JAKARTA, SerambiTimur — Gelombang desakan agar Komisi Pemberantasan Korupsi (KPK) turun tangan ke Maluku Utara semakin menguat. Dari ibu kota, suara itu datang dari Sentral Koalisi Anti Korupsi Maluku Utara Jakarta (SKAK-MALUT-JKT) — sebuah jaringan aktivis muda yang geram melihat dugaan penyelewengan dana miliaran rupiah di DPRD Provinsi Maluku Utara.
Di tengah bayang-bayang pandemi yang menekan ekonomi rakyat, para anggota DPRD Malut justru diduga menikmati tunjangan hingga Rp60 juta per bulan per orang. Angka yang bagi publik terasa seperti tamparan di tengah krisis.

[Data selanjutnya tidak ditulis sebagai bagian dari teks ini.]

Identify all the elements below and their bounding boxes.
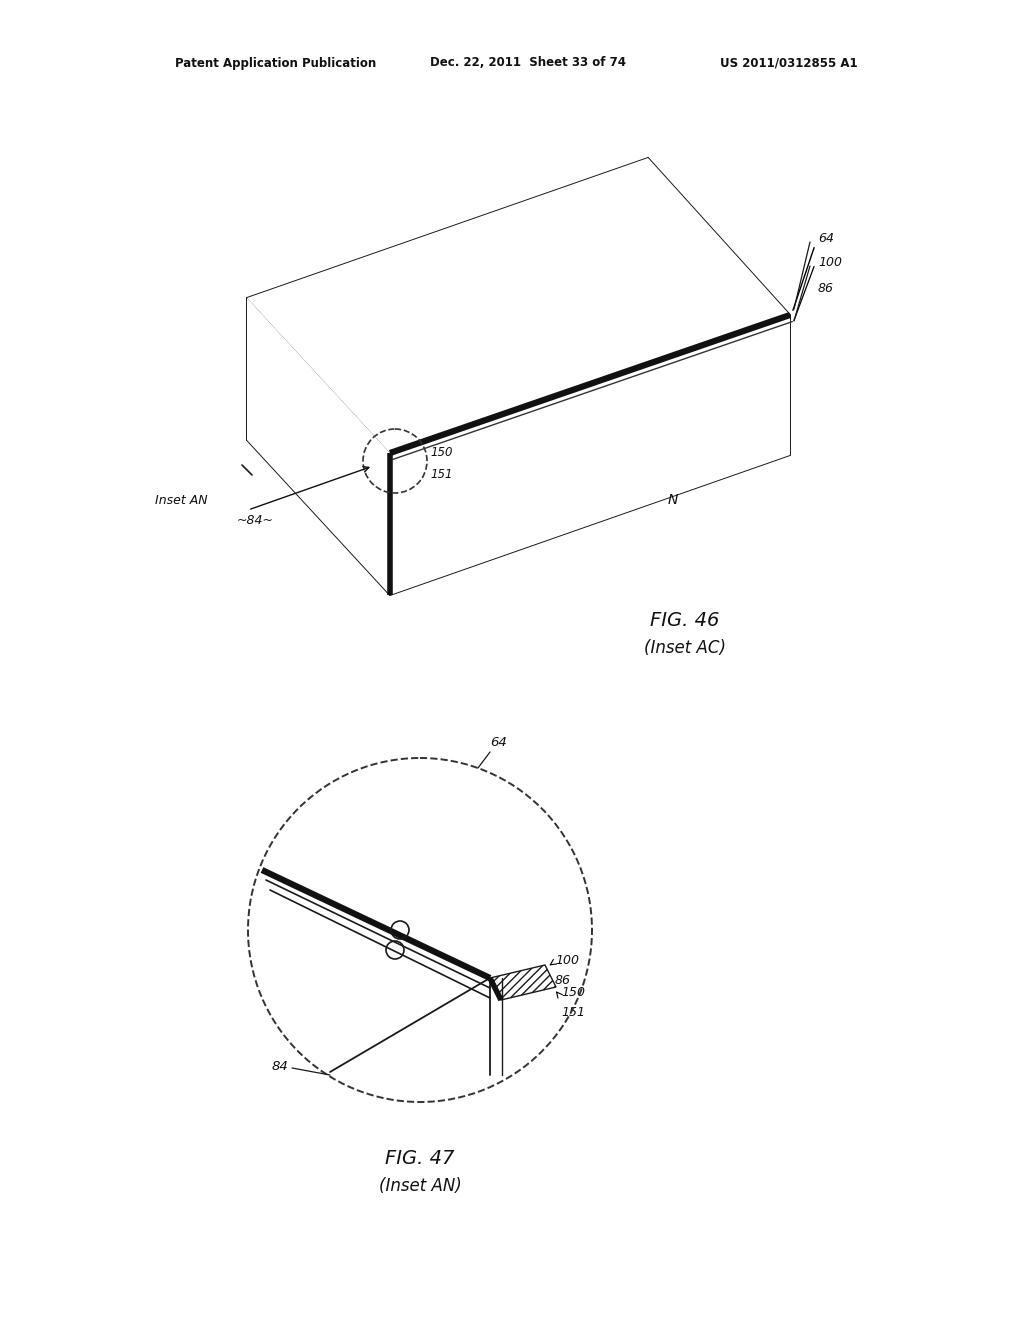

“Ini bukan sekadar salah urus, tapi tanda krisis moral dan rusaknya sensitivitas sosial elit daerah,” ujar M. Reza A.S, Koordinator SKAK-MALUT-JKT, dalam pernyataan persnya, Rabu (5/11/2025).
SKAK-MALUT-JKT menilai, anomali anggaran DPRD Malut periode 2019–2024 terjadi secara sistematis. Mereka menyoroti belum tersentuhnya Sekretaris DPRD Abubakar Abdullah, sosok penting di balik arus keuangan DPRD, yang hingga kini belum dipanggil oleh Kejaksaan Tinggi Malut.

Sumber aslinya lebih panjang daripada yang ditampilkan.